As we age, we tend to get hung up on physical and physiological changes. Now that I am over 40, I am trying to stay focused on being more self aware and confident. This forces me to present myself more authentically and in turn, attract those types of relationships. Don’t get me wrong, there are also plenty of days that I feel and look like a hot mess as the responsibilities continue to pile up the older I get. My self-care routine has become what feels like a part time job. There just aren’t enough hours in the day and money in my HSA account to pay for all the therapies I want and need: psychotherapy, reiki, chiropractic, IV, massage and more.
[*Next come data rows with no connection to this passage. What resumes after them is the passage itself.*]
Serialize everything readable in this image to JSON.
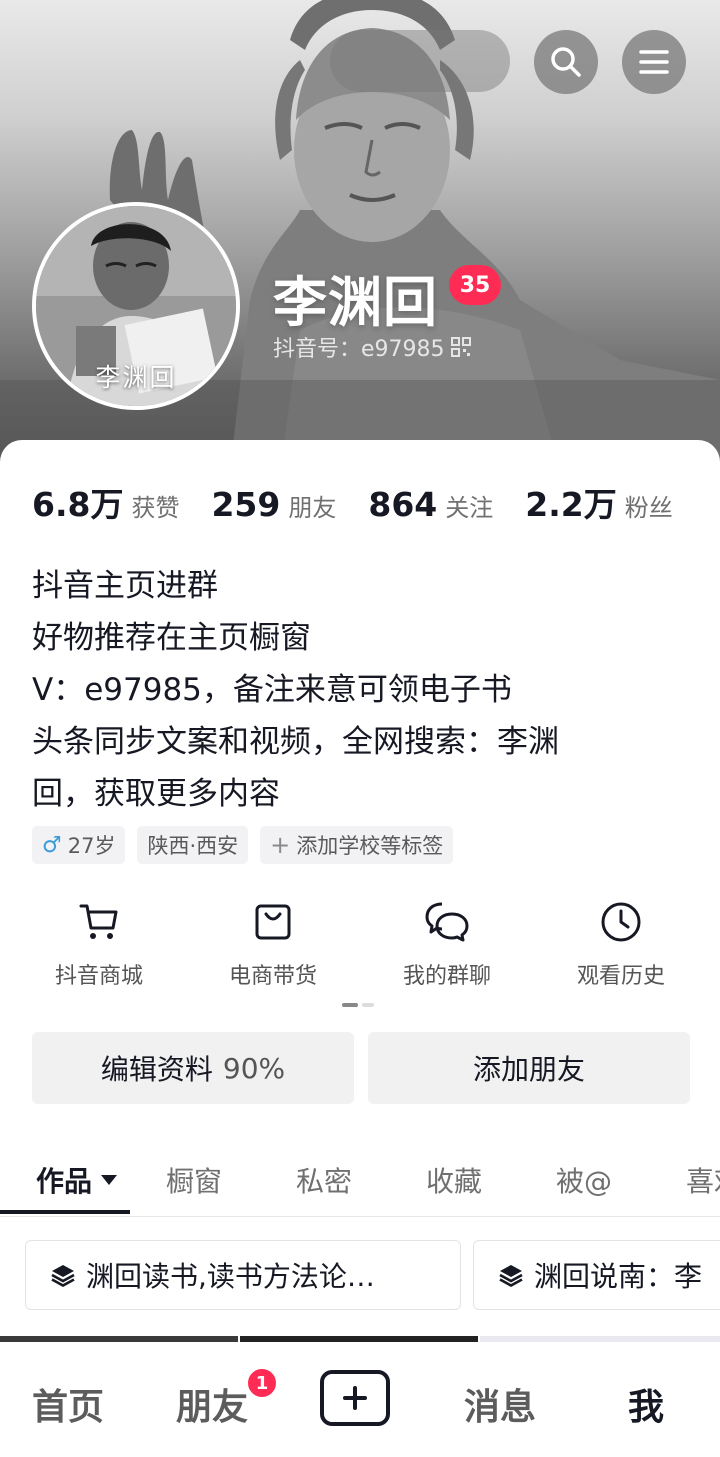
{
  "profile": {
    "name": "李渊回",
    "level": "35",
    "douyin_id": "抖音号：e97985",
    "avatar_text": "李渊回"
  },
  "stats": [
    {
      "value": "6.8万",
      "label": "获赞"
    },
    {
      "value": "259",
      "label": "朋友"
    },
    {
      "value": "864",
      "label": "关注"
    },
    {
      "value": "2.2万",
      "label": "粉丝"
    }
  ],
  "bio": [
    "抖音主页进群",
    "好物推荐在主页橱窗",
    "V：e97985，备注来意可领电子书",
    "头条同步文案和视频，全网搜索：李渊",
    "回，获取更多内容"
  ],
  "tags": {
    "gender_symbol": "♂",
    "age": "27岁",
    "location": "陕西·西安",
    "add_symbol": "+",
    "add_school": "添加学校等标签"
  },
  "shortcuts": [
    {
      "label": "抖音商城",
      "icon": "cart-icon"
    },
    {
      "label": "电商带货",
      "icon": "shopping-bag-icon"
    },
    {
      "label": "我的群聊",
      "icon": "chat-bubbles-icon"
    },
    {
      "label": "观看历史",
      "icon": "clock-icon"
    }
  ],
  "actions": {
    "edit_profile": "编辑资料",
    "edit_progress": "90%",
    "add_friend": "添加朋友"
  },
  "tabs": [
    "作品",
    "橱窗",
    "私密",
    "收藏",
    "被@",
    "喜欢"
  ],
  "collections": [
    "渊回读书,读书方法论…",
    "渊回说南：李"
  ],
  "bottom_nav": {
    "home": "首页",
    "friends": "朋友",
    "friends_badge": "1",
    "messages": "消息",
    "me": "我"
  },
  "colors": {
    "accent": "#fe2c55",
    "text_primary": "#161823",
    "text_secondary": "#707070"
  }
}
I have been wrestling with the idea of slowing down and surrendering to see if it will provide some insight into my chronic pain. Then I heard this on the “We Can Do Hard Things” podcast and it really clicked. I am going to paraphrase what Glennon and Abby shared:
As humans, we need time and space to return to our primal needs. -Staying busy distracts us from listening to what’s really going on inside us.
There is something inside our lives that is pushing us in a certain way. What is going on in and under your life that is making no space or no desire for healthy habits? (It’s not a lack of knowledge!)
Desire and habit have to be formed in a lot of ways. We all want to get to a place where the desire just comes, but sometimes it doesn’t.
You can create the behavior by desiring the outcome and then discipline leads to desire.
I’ve been putting too much stock in my emotional state as it fluctuates these days faster than denim trends. It’s probably perimenopause, but who really knows? Emotions can make us so biased to the state of our lives. You can’t use it to measure self worth, because it can be purely a survival mechanism. I am trying to remember that emotions are just fleeting sensations and maybe an indicator of what I need to let go of.
Suffering is, afterall, a symptom of the human condition. I’m not really doing anything wrong. Very often, all problems have the same, simple solution – like a shift in perspective. And sometimes the question you’re so desperately seeking an answer to may not have an answer at all. My dearest friend Cristina likes to remind me, “This didn’t happen to you, it happened for you.” It comes from an old Chinese parable that is all about perspective.
So maybe the wisdom that comes with age that leads to an acceptance of what is can free you from your stress, heartache and suffering. Sounds like a benefit to me.